Testing a dataframe using random observations

Introduction

In the past when testing if what I had done was right, I would check some rows of the dataset that I created and see if it coincided with what I expected. This process, in addition to being very slow if it is repeated, is not rigorous because I can make a mistake when looking or perhaps it is possible that the new database will pass the test simply because it checked observations from the beginning or the end of the dataset. One way to test if what one is doing is right is through doing the same as before but automated. The idea will be the following, take rows at random and check if some type of test is fulfilled to know if our new dataset is what we expect.

This method is useful when the dataset is too large to test all the observations and when it is possible that observations at the beginning of the dataset differ from observations in the middle or at the end so it is necessary to take a random sample.

Code

First what we are going to do is generate a new dataset and assume that this new dataframe is a result of some script.

We are going to use a pandas dataframe se we import pandas and then we create the dataframe

import pandas as pd
df = {'Numbers':  [4, 20,  5, 2, 35],
        'Dummy': [0, 1, 0, 0, 0,]
        }
df = pd.DataFrame (df, columns = ['Numbers','Dummy'])

Suppose that the idea of this dataframe is that when the variable numbers is greater than 10 then the dummy has to take the value 1, otherwise 0. See that it is true for the second row since 20> 10 but it is not true for the last row.
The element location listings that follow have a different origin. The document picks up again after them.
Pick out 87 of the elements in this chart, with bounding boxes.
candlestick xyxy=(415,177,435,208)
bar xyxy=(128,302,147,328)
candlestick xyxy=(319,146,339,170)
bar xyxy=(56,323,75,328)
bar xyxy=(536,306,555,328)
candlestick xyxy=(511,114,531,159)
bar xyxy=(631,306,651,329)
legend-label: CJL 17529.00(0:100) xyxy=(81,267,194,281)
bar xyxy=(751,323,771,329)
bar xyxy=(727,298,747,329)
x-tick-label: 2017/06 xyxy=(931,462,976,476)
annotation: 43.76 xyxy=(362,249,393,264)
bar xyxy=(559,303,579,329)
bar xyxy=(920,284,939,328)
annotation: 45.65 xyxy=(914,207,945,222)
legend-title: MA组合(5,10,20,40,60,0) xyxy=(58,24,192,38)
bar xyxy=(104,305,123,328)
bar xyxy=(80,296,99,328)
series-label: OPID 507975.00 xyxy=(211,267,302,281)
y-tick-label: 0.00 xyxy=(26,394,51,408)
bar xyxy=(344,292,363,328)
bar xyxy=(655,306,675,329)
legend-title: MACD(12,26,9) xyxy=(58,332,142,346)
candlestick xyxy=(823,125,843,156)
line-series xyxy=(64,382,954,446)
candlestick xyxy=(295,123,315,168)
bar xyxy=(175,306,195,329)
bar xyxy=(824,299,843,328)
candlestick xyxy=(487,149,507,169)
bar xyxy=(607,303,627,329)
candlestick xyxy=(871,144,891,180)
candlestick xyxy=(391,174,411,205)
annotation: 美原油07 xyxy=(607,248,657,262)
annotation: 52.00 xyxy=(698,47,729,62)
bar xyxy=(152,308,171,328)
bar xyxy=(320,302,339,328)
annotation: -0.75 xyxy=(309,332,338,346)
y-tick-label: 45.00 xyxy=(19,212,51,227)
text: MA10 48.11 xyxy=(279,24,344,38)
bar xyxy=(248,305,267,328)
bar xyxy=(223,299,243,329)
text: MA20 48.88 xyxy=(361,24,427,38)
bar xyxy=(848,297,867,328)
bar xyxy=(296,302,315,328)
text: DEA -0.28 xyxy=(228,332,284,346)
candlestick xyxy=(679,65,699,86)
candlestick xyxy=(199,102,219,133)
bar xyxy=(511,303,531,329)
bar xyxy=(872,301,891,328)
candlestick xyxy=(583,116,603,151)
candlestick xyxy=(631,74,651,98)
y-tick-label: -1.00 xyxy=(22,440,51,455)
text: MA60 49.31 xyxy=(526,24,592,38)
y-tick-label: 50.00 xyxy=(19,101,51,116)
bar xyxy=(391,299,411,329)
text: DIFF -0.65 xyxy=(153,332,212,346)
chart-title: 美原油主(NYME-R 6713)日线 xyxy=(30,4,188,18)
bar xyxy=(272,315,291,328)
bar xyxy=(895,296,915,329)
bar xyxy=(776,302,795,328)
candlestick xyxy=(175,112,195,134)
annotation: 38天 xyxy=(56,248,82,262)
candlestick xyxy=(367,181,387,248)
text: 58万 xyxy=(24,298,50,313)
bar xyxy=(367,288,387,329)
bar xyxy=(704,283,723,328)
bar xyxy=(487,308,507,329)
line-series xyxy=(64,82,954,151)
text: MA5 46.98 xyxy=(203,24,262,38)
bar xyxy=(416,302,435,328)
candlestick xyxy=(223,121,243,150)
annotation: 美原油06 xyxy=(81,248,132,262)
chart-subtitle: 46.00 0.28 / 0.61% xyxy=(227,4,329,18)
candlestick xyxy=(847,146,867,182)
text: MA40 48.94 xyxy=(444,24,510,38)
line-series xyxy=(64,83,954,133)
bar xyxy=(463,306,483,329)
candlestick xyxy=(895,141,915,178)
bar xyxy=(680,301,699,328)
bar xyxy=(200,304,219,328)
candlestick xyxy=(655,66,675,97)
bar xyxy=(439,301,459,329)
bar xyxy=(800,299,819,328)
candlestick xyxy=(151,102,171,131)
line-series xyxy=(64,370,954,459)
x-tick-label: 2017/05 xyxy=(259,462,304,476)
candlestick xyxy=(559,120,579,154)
We are going to test our dataframe by accessing rows randomly and checking the condition that we said before.

First we import the function to generate integers.

from random import randint

Now we build a loop that will have the following structure For certain range, generate random number, use that number for access a row, then check if the condition is met in that row.

The n that we are going to choose will help us test 20% of our dataframe

n=round(len(df)*0.20)
for i in range(0,n):
    # Random row
    random_row=randint(0,len(df)-1)
    # We want to check if dummy is 1 for numbers>10
    if   df.loc[random_row]["Numbers"]>10:
        if df.loc[random_row]["Dummy"]!=1: 
            print("Error in row: ",random_row)
            break

The percentage will depend on how large the dataframe is, in some cases it will only be reasonable to test 5% or 1% of the observations (For example in the case of millions of observations). Finally, loop may not be very efficient, however the idea of this type of test is being able to make it fast and replace the practice of opening the dataframe and checking some observations.

Finally, another advantage of this type of test is that once one changes the code, it is not necessary to check manually but we can run the test immediately after creating the new dataframe.